En sortant du college, j'aperçus P. mon ami. Je me forcait à ne laisser aucune larmes mais malheureusement j'étais trop faible. P. comprit rapidement la situation je marchais vers elle la tête baissée comme vaincus, ses bras ouverts vers moi. Je laissait mes larmes une fois de plus s'échappait sur son torse, je sentis ses mains sur mon dos qui me réconforter. Montant avec elle aux bambous, plusieurs de mes amis se précipita vers moi. J'étais tellement entouré d'amis que je me sentais étouffée, oppressée, gênée, honteuse. P, sentit que j'étais entre de bonnes mains, elle partit discrètement mais jetai quelques coup d'oeil en arrière sur moi. Heureusement que mes amis étaient là, ils me proposer de manger avec eux. J'acceptai. P, ne supportait pas de me voir dans cet état comme d'autres amis. Elle m'accompagna jusqu'à ma demeure. Chez moi, j'étais seule face à moi-même, les pleures reprirent de plus belle. Les mains tremblantes, j'essayais de me changer, j'eux peine a mettre mon short. Je mis mes lunettes de soleil Wayfarer en guise de masque pour cacher ses yeux rouges qui exprimaient ma mélancolie.

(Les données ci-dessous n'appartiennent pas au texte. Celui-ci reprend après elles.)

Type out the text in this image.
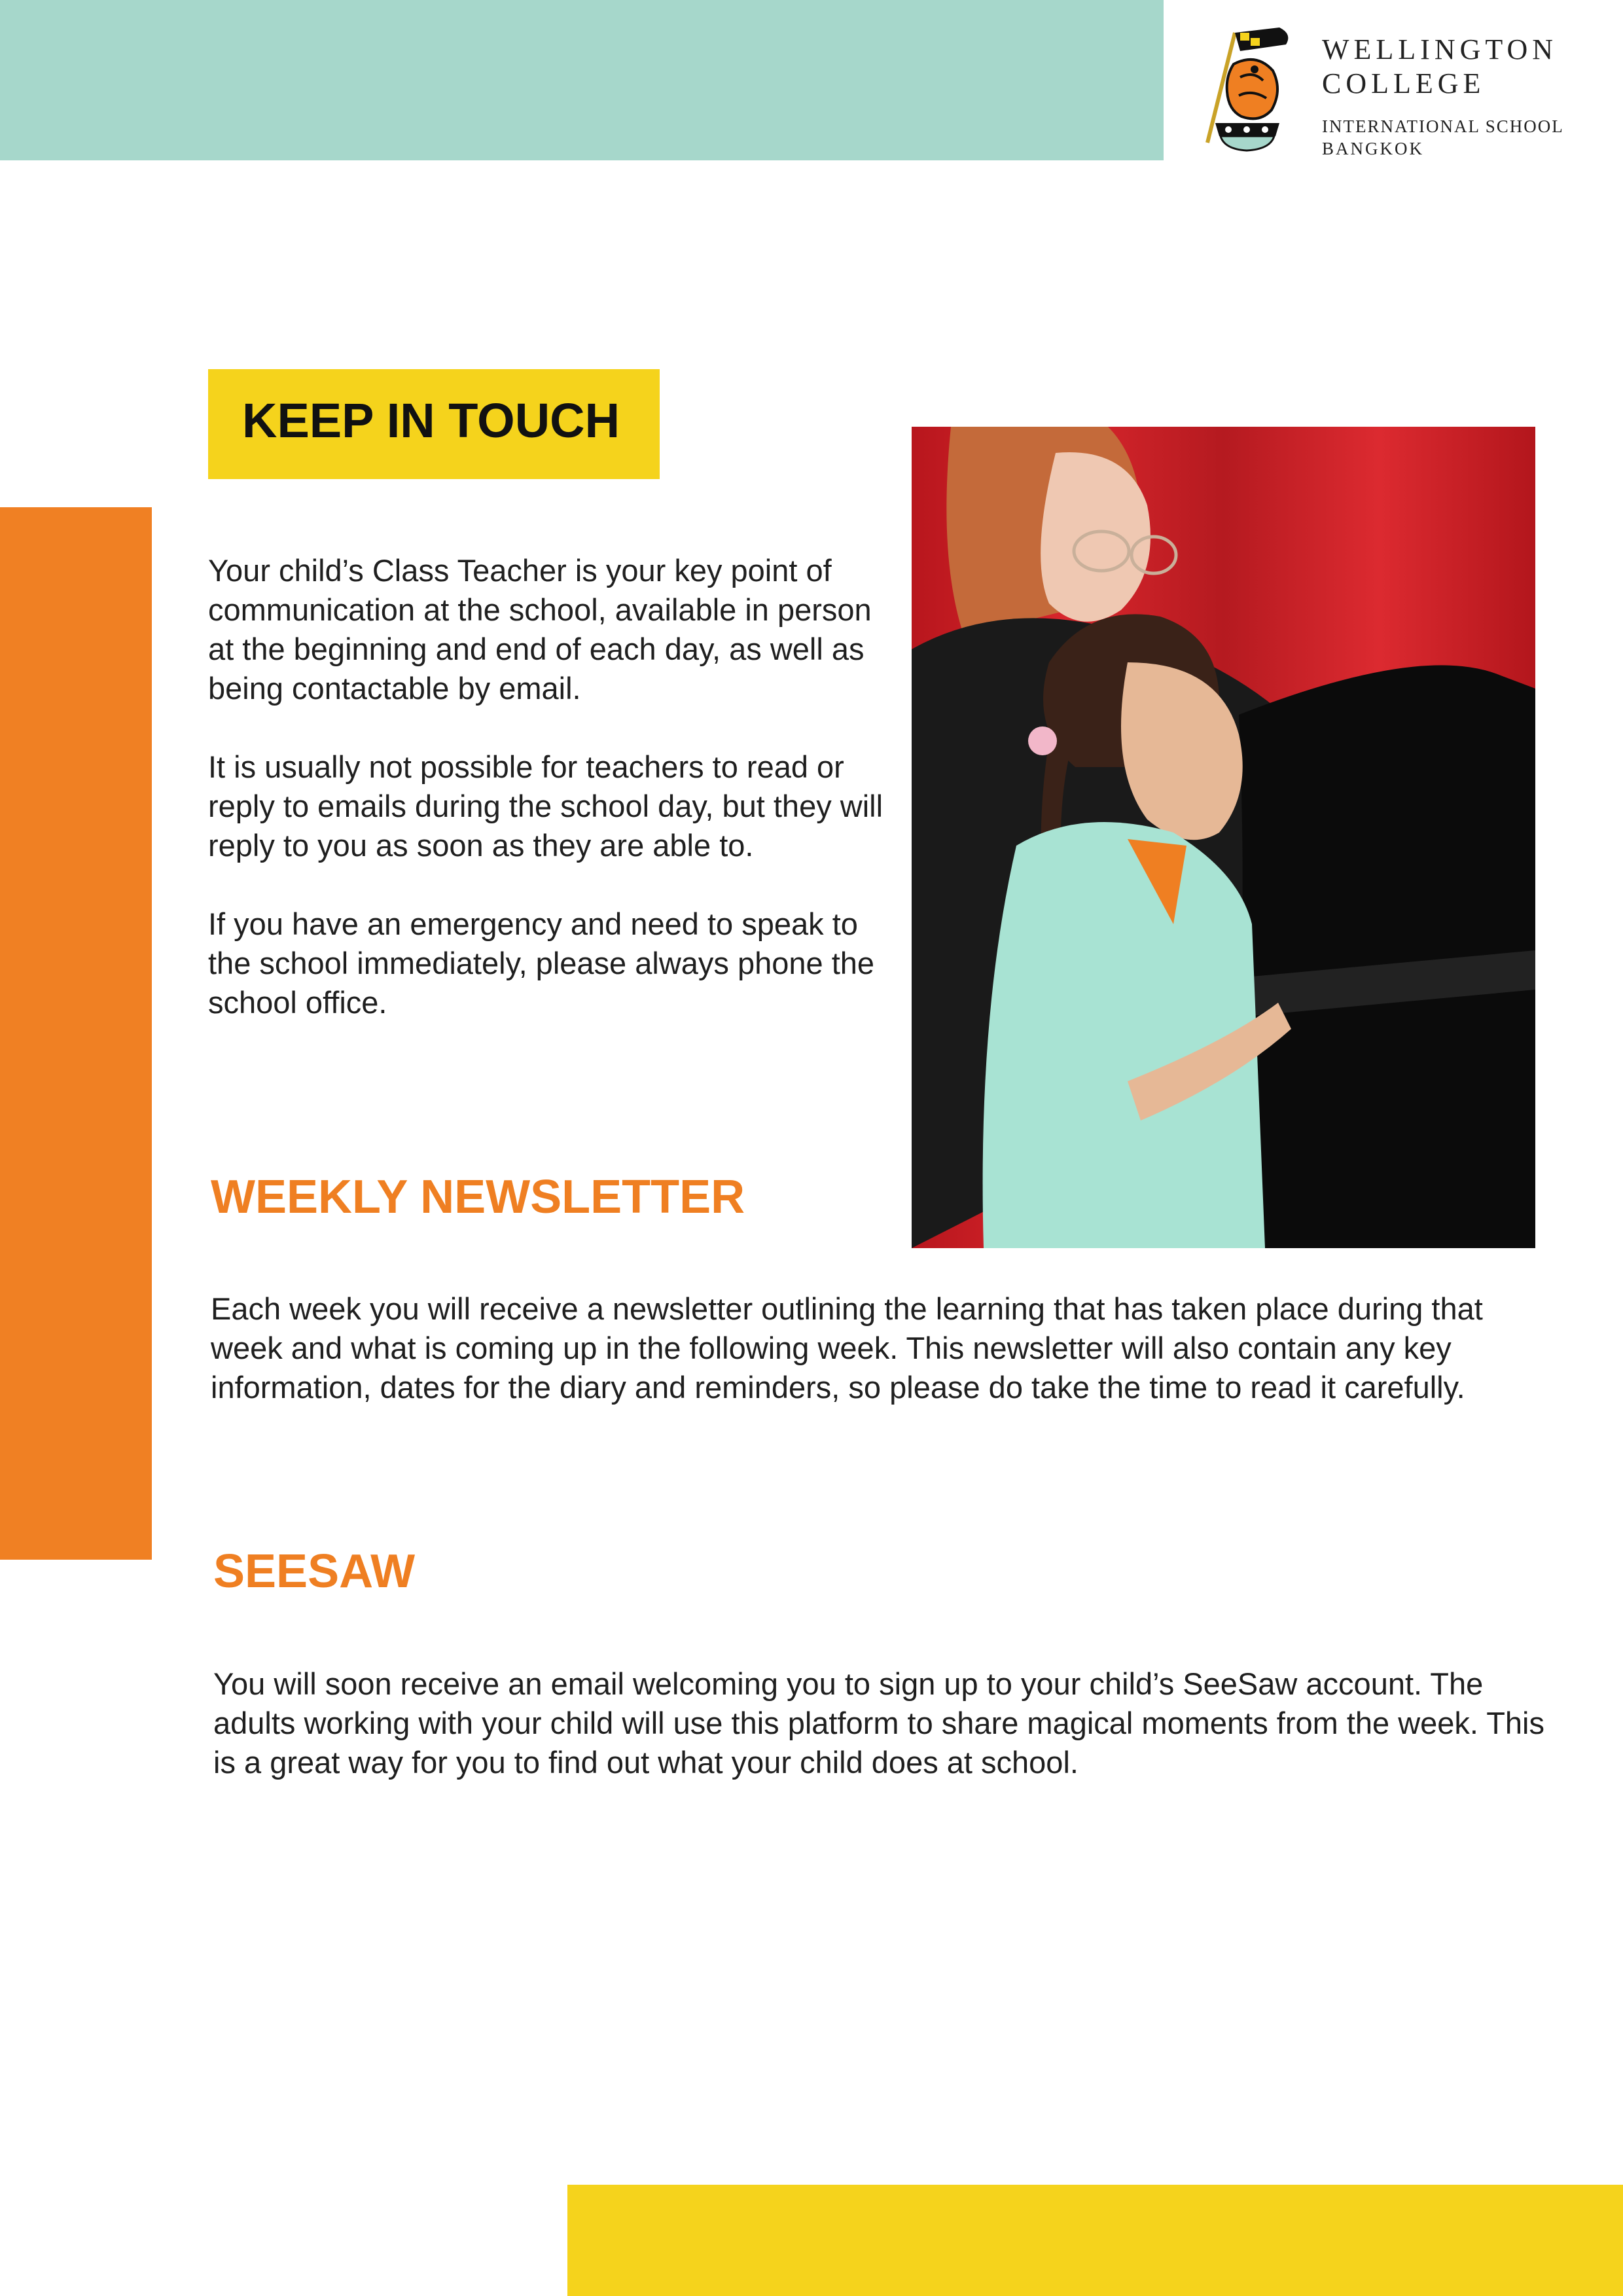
WELLINGTON
COLLEGE
INTERNATIONAL SCHOOL
BANGKOK
KEEP IN TOUCH

Your child’s Class Teacher is your key point of communication at the school, available in person at the beginning and end of each day, as well as being contactable by email.

It is usually not possible for teachers to read or reply to emails during the school day, but they will reply to you as soon as they are able to.

If you have an emergency and need to speak to the school immediately, please always phone the school office.

WEEKLY NEWSLETTER

Each week you will receive a newsletter outlining the learning that has taken place during that week and what is coming up in the following week. This newsletter will also contain any key information, dates for the diary and reminders, so please do take the time to read it carefully.

SEESAW

You will soon receive an email welcoming you to sign up to your child’s SeeSaw account. The adults working with your child will use this platform to share magical moments from the week. This is a great way for you to find out what your child does at school.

Nous étions devant le café de l'avenir, j'ai mangé avec mes amis puis je suis monté devant le bahut. V, et d'autre amis m'accompagnèrent devant le bahut, une vraie petite escorte. Je m'asseyais comme d'habitude sur l'une des grandes marches de l'auditorium, M, arriva et me consola avec N. Bien que mes larmes m'empêchais de m'exprimer correctement. Pour détendre l'atmosphère, je dis d'une voix douce, fragile et tremblante "Mais normalement, c'est pas les copines qui consolent les filles et pas les copains?". Des rires fusèrent "Si tu veux on appelle une meuf? Oh sale pute! x)" me répondis M. Que deviendrai-je sans eux? Un peu plus tard, X, me prit appart, elle me demanda si l'envie d'en parler me prit. Je lui expliquais mes raisons même si elles restés flous. C'était étonnant, depuis ce matin ou l'ont me demander ses fameuses raisons, c'est la seule à qui j'ai voulu confier les multiples causes. Elle m'escorta elle aussi jusqu'à ma salle.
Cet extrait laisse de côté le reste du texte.